While Samsung’s PIM technology is already compatible with any standard memory controller, improved support for processor vendors will result in more performance in certain scenarios (such as not requiring that many threads to fully utilize them. processing elements). Samsung tells us that it is testing the HBM2-PIM with an anonymous processor vendor for use in its future products. Of course, that could be any number of potential manufacturers, whether they are on the x86 or Arm side of the fence – Intel’s Sapphire Rapids, AMD’s Genoa, and Arm’s Neoverse platforms all support it. loads HBM memory (among others).
Naturally, Samsung’s PIM technology is ideal for data centers, in large part because it is ideal for memory-related AI workloads that don’t require heavy calculations, like speech recognition. Nonetheless, the company is also considering the technology moving to more standard climates as well. To this end, the company also demonstrated its AXDIMM, a new prototype accelerator DIMM that performs processing in the buffer chip. Like the HBM2 chip, it can perform FP16 processing using standard TensorFlow and Python code, although Samsung is working hard to expand support to other types of software. Samsung says this type of DIMM can be integrated into any DDR4-equipped server with LRDIMMs or UDIMMs, and we imagine DDR5 support will follow in due course.
The company says its tests (performed on a Facebook AI workload) found a 1.8-fold increase in performance, a 42.6% reduction in power consumption, and a 70% reduction in latency. of the tail with a 2 row kit, which is very impressive. – especially considering that Samsung plugged DIMMs into a standard server without modifications. Samsung is already testing this on customer servers, so we can expect this technology to hit the market in the near future.

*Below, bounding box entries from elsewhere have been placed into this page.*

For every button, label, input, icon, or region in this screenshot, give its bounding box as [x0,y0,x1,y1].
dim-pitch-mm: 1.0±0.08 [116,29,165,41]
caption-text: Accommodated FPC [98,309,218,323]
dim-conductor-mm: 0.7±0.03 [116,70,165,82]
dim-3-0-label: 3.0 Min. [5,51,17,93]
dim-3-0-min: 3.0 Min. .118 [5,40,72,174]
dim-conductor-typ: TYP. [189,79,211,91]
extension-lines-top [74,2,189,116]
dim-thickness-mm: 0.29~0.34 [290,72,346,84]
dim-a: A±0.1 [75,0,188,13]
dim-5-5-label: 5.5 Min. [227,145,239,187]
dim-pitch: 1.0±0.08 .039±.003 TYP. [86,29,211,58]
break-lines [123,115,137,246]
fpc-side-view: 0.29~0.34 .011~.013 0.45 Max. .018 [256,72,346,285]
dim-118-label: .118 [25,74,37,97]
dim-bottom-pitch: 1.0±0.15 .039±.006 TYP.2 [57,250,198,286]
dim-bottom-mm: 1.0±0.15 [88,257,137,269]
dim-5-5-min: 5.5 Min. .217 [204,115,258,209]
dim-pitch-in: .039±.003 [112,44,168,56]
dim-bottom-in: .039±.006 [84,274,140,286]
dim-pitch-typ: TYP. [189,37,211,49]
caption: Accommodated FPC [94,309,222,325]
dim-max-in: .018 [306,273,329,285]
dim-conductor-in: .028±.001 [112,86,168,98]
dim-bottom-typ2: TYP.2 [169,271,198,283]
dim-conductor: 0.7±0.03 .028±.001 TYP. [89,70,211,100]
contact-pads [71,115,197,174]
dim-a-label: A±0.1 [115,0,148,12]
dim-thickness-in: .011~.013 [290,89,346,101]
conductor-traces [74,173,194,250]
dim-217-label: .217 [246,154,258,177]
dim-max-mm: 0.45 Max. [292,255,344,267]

Samsung’s PIM technology is transferable to any of its memory processes or products. So he even started experimenting with PIM memory in LPDDR5 chips, which means the technology could be applied to laptops, tablets, and even cellphones in the future. Samsung is still in the simulation phase with this technology. Still, its testing of a simulated LPDDR5X-6400 chip claims a 2.3-fold performance improvement in speech recognition workloads, a 1.8-fold improvement in a transformer-based translation, and a 2-fold increase in performance. , 4 times in GPT-2 text generation. These performance improvements are associated with a power reduction of 3.85X, 2.17X, and 4.35X, respectively.
This technology is evolving rapidly and works with standard memory controllers and existing infrastructure, but it has yet to be certified by the JEDEC standards committee, a key hurdle Samsung must overcome before it sees widespread adoption. However, the company hopes that the initial PIM specification will be accepted into the HBM3 standard later this year.
Speaking of HBM3, Samsung says it will move from FP16 SIMD processing in HBM2 to FP64 in HBM3, which means the chips will have extended capabilities. FP16 and FP32 will be reserved for data center uses, while INT8 and INT16 will serve the LPDDR5, DDR5 and GDDR6 segments.
In addition, you lose half the capacity of an 8GB chip if you want the computing power of HBM2 PIM, but there will be no such capacity trade-offs in the future: the chips will have full capacity. standard capacity regardless of computing capacity.
Samsung will also bring this capability to other types of memory, such as GDDR6, and expand the possible applications. CXL support could also be on the horizon. Samsung says its Aquabolt-XL HBM2 chips are available for purchase and integration today, with its other products already in development.
Who knows, with the rise of AI-based scaling and rendering techniques, this technology could be a game-changer for enthusiasts more than what we see on the surface. Going forward, it’s plausible that GPU memory can handle some of the compute workloads to improve GPU performance and reduce power consumption.